Methods and Results— The respective roles of endothelial and hematopoietic targets of E2 were investigated in a mouse carotid injury model, using confocal microscopy, to follow endothelium repair. Grafting ERα^−/− mice with ERα^+/+ bone marrow (BM) was not sufficient to restore the accelerative effect of E2 on reendothelialization, demonstrating the necessary role of extrahematopoietic ERα. Using an endothelial-specific inactivation of ERα (Cre-Lox system), we showed that endothelial ERα plays a pivotal role in this E2 action. Conversely, in ERα^+/+ grafted with ERα^−/− BM, the E2 regenerative effect was abolished, demonstrating that ERα-expressing hematopoietic cells are also needed.

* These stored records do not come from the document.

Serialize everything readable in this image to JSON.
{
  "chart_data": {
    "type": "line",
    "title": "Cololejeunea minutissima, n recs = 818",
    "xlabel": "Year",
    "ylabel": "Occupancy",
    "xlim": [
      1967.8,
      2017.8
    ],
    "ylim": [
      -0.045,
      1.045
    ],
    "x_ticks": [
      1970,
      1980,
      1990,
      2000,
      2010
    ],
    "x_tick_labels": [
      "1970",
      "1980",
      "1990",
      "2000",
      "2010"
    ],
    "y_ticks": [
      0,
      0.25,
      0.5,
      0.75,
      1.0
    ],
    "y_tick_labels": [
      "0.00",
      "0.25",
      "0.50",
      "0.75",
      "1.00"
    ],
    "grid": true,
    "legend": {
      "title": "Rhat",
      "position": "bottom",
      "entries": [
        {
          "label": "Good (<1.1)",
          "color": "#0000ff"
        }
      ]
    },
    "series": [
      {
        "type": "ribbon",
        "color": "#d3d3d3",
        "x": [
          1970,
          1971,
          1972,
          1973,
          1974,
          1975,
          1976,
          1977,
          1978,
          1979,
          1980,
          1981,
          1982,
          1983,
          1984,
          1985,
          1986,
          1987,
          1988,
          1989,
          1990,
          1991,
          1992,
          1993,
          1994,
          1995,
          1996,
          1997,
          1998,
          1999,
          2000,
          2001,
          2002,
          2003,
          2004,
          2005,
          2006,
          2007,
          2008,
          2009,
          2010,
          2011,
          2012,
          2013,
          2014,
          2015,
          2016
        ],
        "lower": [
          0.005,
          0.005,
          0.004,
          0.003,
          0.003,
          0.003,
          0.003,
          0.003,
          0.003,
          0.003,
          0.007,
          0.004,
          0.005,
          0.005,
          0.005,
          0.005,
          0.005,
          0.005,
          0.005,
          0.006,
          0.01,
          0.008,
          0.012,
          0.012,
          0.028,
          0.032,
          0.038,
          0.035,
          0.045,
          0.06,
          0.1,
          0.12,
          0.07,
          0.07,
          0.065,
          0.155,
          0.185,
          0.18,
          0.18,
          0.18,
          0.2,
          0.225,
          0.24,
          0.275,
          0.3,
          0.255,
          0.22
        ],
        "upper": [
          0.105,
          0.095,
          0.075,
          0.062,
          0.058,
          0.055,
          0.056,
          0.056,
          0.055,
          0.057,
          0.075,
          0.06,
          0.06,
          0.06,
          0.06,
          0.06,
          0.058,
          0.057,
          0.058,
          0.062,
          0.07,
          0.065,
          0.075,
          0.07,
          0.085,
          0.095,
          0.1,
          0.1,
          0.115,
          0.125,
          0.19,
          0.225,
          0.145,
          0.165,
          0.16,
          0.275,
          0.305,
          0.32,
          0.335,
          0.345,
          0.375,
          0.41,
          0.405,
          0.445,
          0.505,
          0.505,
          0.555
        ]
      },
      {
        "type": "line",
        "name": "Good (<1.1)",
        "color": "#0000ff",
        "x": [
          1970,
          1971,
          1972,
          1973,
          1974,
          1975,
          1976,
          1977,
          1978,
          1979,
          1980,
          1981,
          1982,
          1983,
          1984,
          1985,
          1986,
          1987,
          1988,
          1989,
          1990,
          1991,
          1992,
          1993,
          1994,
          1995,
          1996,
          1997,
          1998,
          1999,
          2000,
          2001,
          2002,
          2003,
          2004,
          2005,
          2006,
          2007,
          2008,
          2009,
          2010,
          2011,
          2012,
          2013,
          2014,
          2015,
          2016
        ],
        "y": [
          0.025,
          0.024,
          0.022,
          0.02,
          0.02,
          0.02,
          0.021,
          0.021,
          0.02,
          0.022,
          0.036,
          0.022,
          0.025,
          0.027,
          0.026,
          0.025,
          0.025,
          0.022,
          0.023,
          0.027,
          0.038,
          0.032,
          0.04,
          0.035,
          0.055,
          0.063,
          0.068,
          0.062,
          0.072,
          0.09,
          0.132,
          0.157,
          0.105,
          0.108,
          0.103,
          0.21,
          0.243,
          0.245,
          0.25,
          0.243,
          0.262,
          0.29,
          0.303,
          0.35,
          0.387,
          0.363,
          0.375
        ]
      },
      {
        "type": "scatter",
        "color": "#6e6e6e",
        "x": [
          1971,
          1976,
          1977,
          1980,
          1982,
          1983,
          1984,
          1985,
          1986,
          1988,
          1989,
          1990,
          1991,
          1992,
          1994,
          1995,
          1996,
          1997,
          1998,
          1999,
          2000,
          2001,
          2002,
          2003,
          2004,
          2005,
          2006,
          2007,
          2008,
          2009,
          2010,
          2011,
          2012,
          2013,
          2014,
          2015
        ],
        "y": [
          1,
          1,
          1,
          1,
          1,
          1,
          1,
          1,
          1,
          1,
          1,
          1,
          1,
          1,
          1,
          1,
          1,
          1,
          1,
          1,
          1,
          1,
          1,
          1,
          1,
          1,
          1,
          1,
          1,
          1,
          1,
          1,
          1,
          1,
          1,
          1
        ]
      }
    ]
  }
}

As eNOS expression in BM was required for this action, both endothelial progenitor cells and platelets could be the hematopoietic targets that participate to this beneficial E2 effect.

Conclusions— We demonstrate that endothelial ERα plays a pivotal role in E2-mediated reendothelialization. However, endothelial targeting alone is not sufficient because the concomitant stimulation of a subpopulation of BM ERα is necessary. This cooperation should be taken into account in strategies aimed at optimizing in-stent reendothelialization.